Was Bowman unaware, in the years he was a DSA member, that these were the kinds of people that would celebrate the murders of Jewish babies?

In Congress, Bowman has been one of the chamber’s most anti-Israel members despite representing a heavily Jewish district. He was one of just nine Democrats to vote against a bill condemning anti-Semitism and declaring that Israel, a pluralistic society in which Arabs and Jews enjoy equal rights, is not a racist or apartheid state.

He initially backed legislation supporting the Abraham Accords, or normalization pacts between Israel and its Arab neighbors, but later withdrew his backing. One wonders whether DSA pressure played a role. He joined Rep. Rashida Tlaib (D-Michigan) in calling the establishment of Israel a “Nakba,” or catastrophe, and signed a misleading one-sided letter to Secretary of State Tony Blinken urging a shift in U.S. policy away from Israel.

To be sure, these acts are all deeply misguided but a far cry from DSA’s fervor for the murder of innocent Jews; terrible policy is not proof of anti-Semitism or Hamas sympathy.

Bowman has clashed with DSA on his support for funding Iron Dome, Israel’s missile defense system, on his 2021 trip to Israel and the West Bank and on his refusal to support the anti-Semitic Boycott, Divestment, and Sanctions (BDS) movement. DSA almost gave him the boot in December 2021, but ultimately backed down, citing the threat he posed to the “Zionist lobby.”

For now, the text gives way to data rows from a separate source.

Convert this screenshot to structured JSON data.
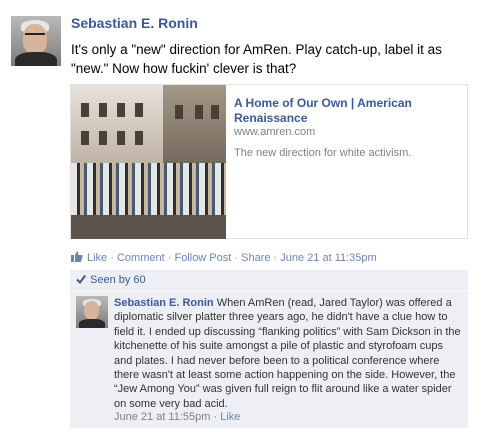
{
  "post": {
    "author": "Sebastian E. Ronin",
    "message": "It's only a \"new\" direction for AmRen. Play catch-up, label it as \"new.\" Now how fuckin' clever is that?"
  },
  "link": {
    "title": "A Home of Our Own | American Renaissance",
    "domain": "www.amren.com",
    "description": "The new direction for white activism."
  },
  "actions": {
    "like": "Like",
    "comment": "Comment",
    "follow": "Follow Post",
    "share": "Share",
    "timestamp": "June 21 at 11:35pm",
    "separator": "·"
  },
  "seen": {
    "label": "Seen by 60"
  },
  "comment": {
    "author": "Sebastian E. Ronin",
    "text": "When AmRen (read, Jared Taylor) was offered a diplomatic silver platter three years ago, he didn't have a clue how to field it. I ended up discussing “flanking politics” with Sam Dickson in the kitchenette of his suite amongst a pile of plastic and styrofoam cups and plates. I had never before been to a political conference where there wasn't at least some action happening on the side. However, the “Jew Among You” was given full reign to flit around like a water spider on some very bad acid.",
    "timestamp": "June 21 at 11:55pm",
    "like": "Like",
    "separator": "·"
  },
  "colors": {
    "link_blue": "#3b5998",
    "action_blue": "#6d84b4",
    "meta_gray": "#808080",
    "comment_bg": "#edeff4"
  },
  "icons": {
    "post_avatar": "user-avatar",
    "like": "thumbs-up-icon",
    "seen": "checkmark-icon"
  }
}
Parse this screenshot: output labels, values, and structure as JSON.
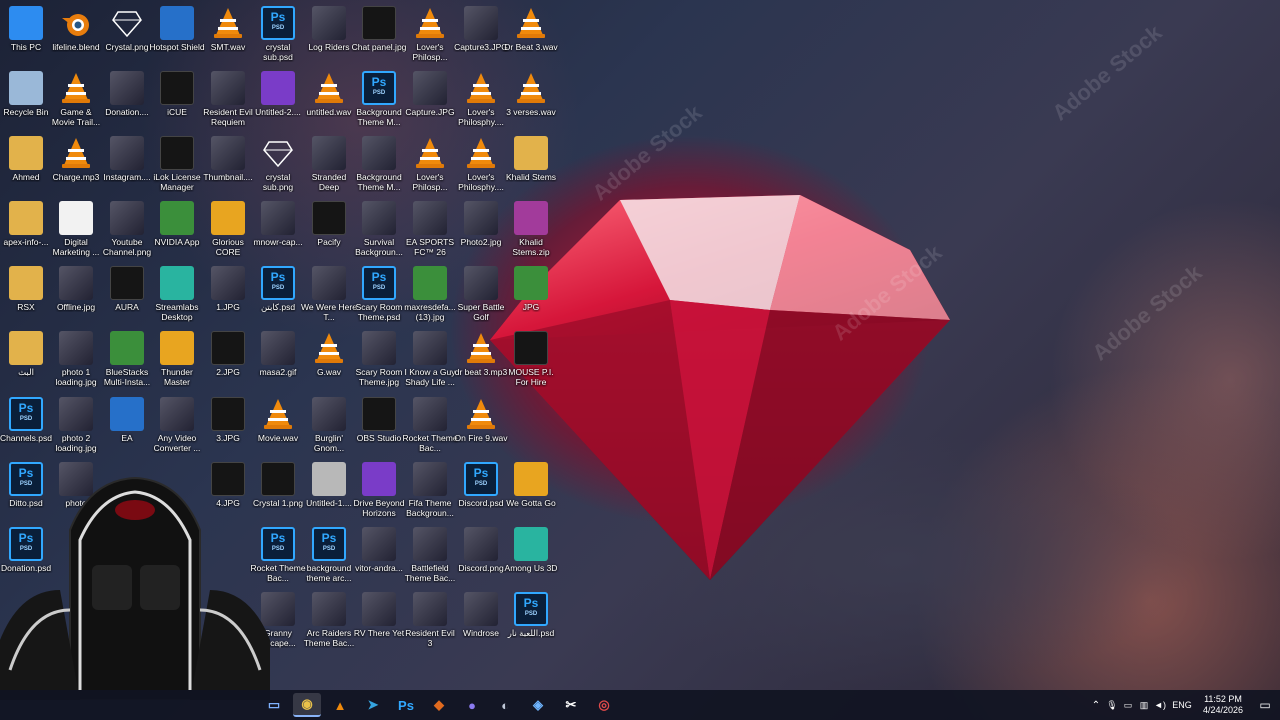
{
  "desktop": {
    "icons": [
      {
        "label": "This PC",
        "icon": "computer-icon",
        "type": "pc"
      },
      {
        "label": "lifeline.blend",
        "icon": "blender-icon",
        "type": "blend"
      },
      {
        "label": "Crystal.png",
        "icon": "image-icon",
        "type": "crystal"
      },
      {
        "label": "Hotspot Shield",
        "icon": "hotspot-shield-icon",
        "type": "blue"
      },
      {
        "label": "SMT.wav",
        "icon": "vlc-icon",
        "type": "vlc"
      },
      {
        "label": "crystal sub.psd",
        "icon": "photoshop-file-icon",
        "type": "ps"
      },
      {
        "label": "Log Riders",
        "icon": "game-icon",
        "type": "img"
      },
      {
        "label": "Chat panel.jpg",
        "icon": "image-icon",
        "type": "dark"
      },
      {
        "label": "Lover's Philosp...",
        "icon": "vlc-icon",
        "type": "vlc"
      },
      {
        "label": "Capture3.JPG",
        "icon": "image-icon",
        "type": "img"
      },
      {
        "label": "Dr Beat 3.wav",
        "icon": "vlc-icon",
        "type": "vlc"
      },
      {
        "label": "Recycle Bin",
        "icon": "recycle-bin-icon",
        "type": "bin"
      },
      {
        "label": "Game & Movie Trail...",
        "icon": "vlc-icon",
        "type": "vlc"
      },
      {
        "label": "Donation....",
        "icon": "image-icon",
        "type": "img"
      },
      {
        "label": "iCUE",
        "icon": "icue-icon",
        "type": "dark"
      },
      {
        "label": "Resident Evil Requiem",
        "icon": "game-icon",
        "type": "img"
      },
      {
        "label": "Untitled-2....",
        "icon": "gem-icon",
        "type": "purple"
      },
      {
        "label": "untitled.wav",
        "icon": "vlc-icon",
        "type": "vlc"
      },
      {
        "label": "Background Theme M...",
        "icon": "photoshop-file-icon",
        "type": "ps"
      },
      {
        "label": "Capture.JPG",
        "icon": "image-icon",
        "type": "img"
      },
      {
        "label": "Lover's Philosphy....",
        "icon": "vlc-icon",
        "type": "vlc"
      },
      {
        "label": "3 verses.wav",
        "icon": "vlc-icon",
        "type": "vlc"
      },
      {
        "label": "Ahmed",
        "icon": "folder-icon",
        "type": "folder"
      },
      {
        "label": "Charge.mp3",
        "icon": "vlc-icon",
        "type": "vlc"
      },
      {
        "label": "Instagram....",
        "icon": "image-icon",
        "type": "img"
      },
      {
        "label": "iLok License Manager",
        "icon": "ilok-icon",
        "type": "dark"
      },
      {
        "label": "Thumbnail....",
        "icon": "image-icon",
        "type": "img"
      },
      {
        "label": "crystal sub.png",
        "icon": "gem-icon",
        "type": "crystal"
      },
      {
        "label": "Stranded Deep",
        "icon": "game-icon",
        "type": "img"
      },
      {
        "label": "Background Theme M...",
        "icon": "image-icon",
        "type": "img"
      },
      {
        "label": "Lover's Philosp...",
        "icon": "vlc-icon",
        "type": "vlc"
      },
      {
        "label": "Lover's Philosphy....",
        "icon": "vlc-icon",
        "type": "vlc"
      },
      {
        "label": "Khalid Stems",
        "icon": "folder-icon",
        "type": "folder"
      },
      {
        "label": "apex-info-...",
        "icon": "apex-icon",
        "type": "folder"
      },
      {
        "label": "Digital Marketing ...",
        "icon": "document-icon",
        "type": "doc"
      },
      {
        "label": "Youtube Channel.png",
        "icon": "image-icon",
        "type": "img"
      },
      {
        "label": "NVIDIA App",
        "icon": "nvidia-icon",
        "type": "green"
      },
      {
        "label": "Glorious CORE",
        "icon": "glorious-icon",
        "type": "orange"
      },
      {
        "label": "mnowr-cap...",
        "icon": "image-icon",
        "type": "img"
      },
      {
        "label": "Pacify",
        "icon": "game-icon",
        "type": "dark"
      },
      {
        "label": "Survival Backgroun...",
        "icon": "image-icon",
        "type": "img"
      },
      {
        "label": "EA SPORTS FC™ 26",
        "icon": "game-icon",
        "type": "img"
      },
      {
        "label": "Photo2.jpg",
        "icon": "image-icon",
        "type": "img"
      },
      {
        "label": "Khalid Stems.zip",
        "icon": "zip-icon",
        "type": "zip"
      },
      {
        "label": "RSX",
        "icon": "folder-icon",
        "type": "folder"
      },
      {
        "label": "Offline.jpg",
        "icon": "image-icon",
        "type": "img"
      },
      {
        "label": "AURA",
        "icon": "aura-icon",
        "type": "dark"
      },
      {
        "label": "Streamlabs Desktop",
        "icon": "streamlabs-icon",
        "type": "teal"
      },
      {
        "label": "1.JPG",
        "icon": "image-icon",
        "type": "img"
      },
      {
        "label": "كابتن.psd",
        "icon": "photoshop-file-icon",
        "type": "ps"
      },
      {
        "label": "We Were Here T...",
        "icon": "game-icon",
        "type": "img"
      },
      {
        "label": "Scary Room Theme.psd",
        "icon": "photoshop-file-icon",
        "type": "ps"
      },
      {
        "label": "maxresdefa... (13).jpg",
        "icon": "image-icon",
        "type": "green"
      },
      {
        "label": "Super Battle Golf",
        "icon": "game-icon",
        "type": "img"
      },
      {
        "label": "JPG",
        "icon": "image-icon",
        "type": "green"
      },
      {
        "label": "البث",
        "icon": "folder-icon",
        "type": "folder"
      },
      {
        "label": "photo 1 loading.jpg",
        "icon": "image-icon",
        "type": "img"
      },
      {
        "label": "BlueStacks Multi-Insta...",
        "icon": "bluestacks-icon",
        "type": "green"
      },
      {
        "label": "Thunder Master",
        "icon": "thunder-icon",
        "type": "orange"
      },
      {
        "label": "2.JPG",
        "icon": "image-icon",
        "type": "dark"
      },
      {
        "label": "masa2.gif",
        "icon": "image-icon",
        "type": "img"
      },
      {
        "label": "G.wav",
        "icon": "vlc-icon",
        "type": "vlc"
      },
      {
        "label": "Scary Room Theme.jpg",
        "icon": "image-icon",
        "type": "img"
      },
      {
        "label": "I Know a Guy Shady Life ...",
        "icon": "game-icon",
        "type": "img"
      },
      {
        "label": "dr beat 3.mp3",
        "icon": "vlc-icon",
        "type": "vlc"
      },
      {
        "label": "MOUSE P.I. For Hire",
        "icon": "game-icon",
        "type": "dark"
      },
      {
        "label": "Channels.psd",
        "icon": "photoshop-file-icon",
        "type": "ps"
      },
      {
        "label": "photo 2 loading.jpg",
        "icon": "image-icon",
        "type": "img"
      },
      {
        "label": "EA",
        "icon": "ea-icon",
        "type": "blue"
      },
      {
        "label": "Any Video Converter ...",
        "icon": "video-converter-icon",
        "type": "img"
      },
      {
        "label": "3.JPG",
        "icon": "image-icon",
        "type": "dark"
      },
      {
        "label": "Movie.wav",
        "icon": "vlc-icon",
        "type": "vlc"
      },
      {
        "label": "Burglin' Gnom...",
        "icon": "game-icon",
        "type": "img"
      },
      {
        "label": "OBS Studio",
        "icon": "obs-icon",
        "type": "dark"
      },
      {
        "label": "Rocket Theme Bac...",
        "icon": "image-icon",
        "type": "img"
      },
      {
        "label": "On Fire 9.wav",
        "icon": "vlc-icon",
        "type": "vlc"
      },
      {
        "label": "Ditto.psd",
        "icon": "photoshop-file-icon",
        "type": "ps"
      },
      {
        "label": "photo",
        "icon": "image-icon",
        "type": "img"
      },
      {
        "label": "4.JPG",
        "icon": "image-icon",
        "type": "dark"
      },
      {
        "label": "Crystal 1.png",
        "icon": "gem-icon",
        "type": "dark"
      },
      {
        "label": "Untitled-1....",
        "icon": "image-icon",
        "type": "gray"
      },
      {
        "label": "Drive Beyond Horizons",
        "icon": "game-icon",
        "type": "purple"
      },
      {
        "label": "Fifa Theme Backgroun...",
        "icon": "image-icon",
        "type": "img"
      },
      {
        "label": "Discord.psd",
        "icon": "photoshop-file-icon",
        "type": "ps"
      },
      {
        "label": "We Gotta Go",
        "icon": "game-icon",
        "type": "orange"
      },
      {
        "label": "Donation.psd",
        "icon": "photoshop-file-icon",
        "type": "ps"
      },
      {
        "label": "Rocket Theme Bac...",
        "icon": "photoshop-file-icon",
        "type": "ps"
      },
      {
        "label": "background theme arc...",
        "icon": "photoshop-file-icon",
        "type": "ps"
      },
      {
        "label": "vitor-andra...",
        "icon": "image-icon",
        "type": "img"
      },
      {
        "label": "Battlefield Theme Bac...",
        "icon": "image-icon",
        "type": "img"
      },
      {
        "label": "Discord.png",
        "icon": "image-icon",
        "type": "img"
      },
      {
        "label": "Among Us 3D",
        "icon": "game-icon",
        "type": "teal"
      },
      {
        "label": "Granny Escape...",
        "icon": "game-icon",
        "type": "img"
      },
      {
        "label": "Arc Raiders Theme Bac...",
        "icon": "image-icon",
        "type": "img"
      },
      {
        "label": "RV There Yet",
        "icon": "game-icon",
        "type": "img"
      },
      {
        "label": "Resident Evil 3",
        "icon": "game-icon",
        "type": "img"
      },
      {
        "label": "Windrose",
        "icon": "game-icon",
        "type": "img"
      },
      {
        "label": "اللعبة نار.psd",
        "icon": "photoshop-file-icon",
        "type": "ps"
      }
    ]
  },
  "ps_text": "Ps",
  "psd_text": "PSD",
  "taskbar": {
    "apps": [
      {
        "name": "file-explorer-icon",
        "glyph": "▭"
      },
      {
        "name": "chrome-icon",
        "glyph": "◉"
      },
      {
        "name": "vlc-icon",
        "glyph": "▲"
      },
      {
        "name": "telegram-icon",
        "glyph": "➤"
      },
      {
        "name": "photoshop-icon",
        "glyph": "Ps"
      },
      {
        "name": "shield-icon",
        "glyph": "◆"
      },
      {
        "name": "discord-icon",
        "glyph": "●"
      },
      {
        "name": "steam-icon",
        "glyph": "◐"
      },
      {
        "name": "vpn-icon",
        "glyph": "◈"
      },
      {
        "name": "capcut-icon",
        "glyph": "✂"
      },
      {
        "name": "recorder-icon",
        "glyph": "◎"
      }
    ],
    "tray": {
      "language": "ENG",
      "time": "11:52 PM",
      "date": "4/24/2026"
    }
  },
  "wallpaper": {
    "watermark": "Adobe Stock"
  }
}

And his response to last Saturday’s massacre, though at times uneven (his first statement after the attack was mealy-mouthed), was far stronger than his far-left “Squad” colleagues.

His Oct. 10 tweet condemning the attack and the Times Square rally, and another that day calling a BLM affiliate’s post praising the violence “disgusting,” were a welcome departure from the silence and victim-blaming of some of his fellow leftists.

In a statement to The Examiner, a spokesperson said Bowman “no longer has a DSA membership and is not endorsed by the organization.”

“He’s forcefully condemned the rally in Times Square, condemned Hamas, and all hate speech,” the statement read. “His policy positions are determined by his commitment to invest more in education, affordable housing, and his district over militarization. There is no group that dictates any of his policy positions besides his constituents. The Congressman firmly believes in a peaceful two-state solution and believes Israel should exist.”

It is a good start, but Bowman must do more. He must renounce not just the DSA rally but the DSA itself, as his Michigan colleague and fellow Democrat Rep. Shri Thanedar has done, and must apologize for having been a member of such a vile organization.

Otherwise, he has no moral standing to represent New York’s 16th Congressional District.

Andrew Vitelli is the former editor of The White Plains Examiner and The Putnam Examiner. He has a master’s degree in Middle Eastern Studies from Tel Aviv University and was a Fellow for Israel’s Government Press Office in 2012.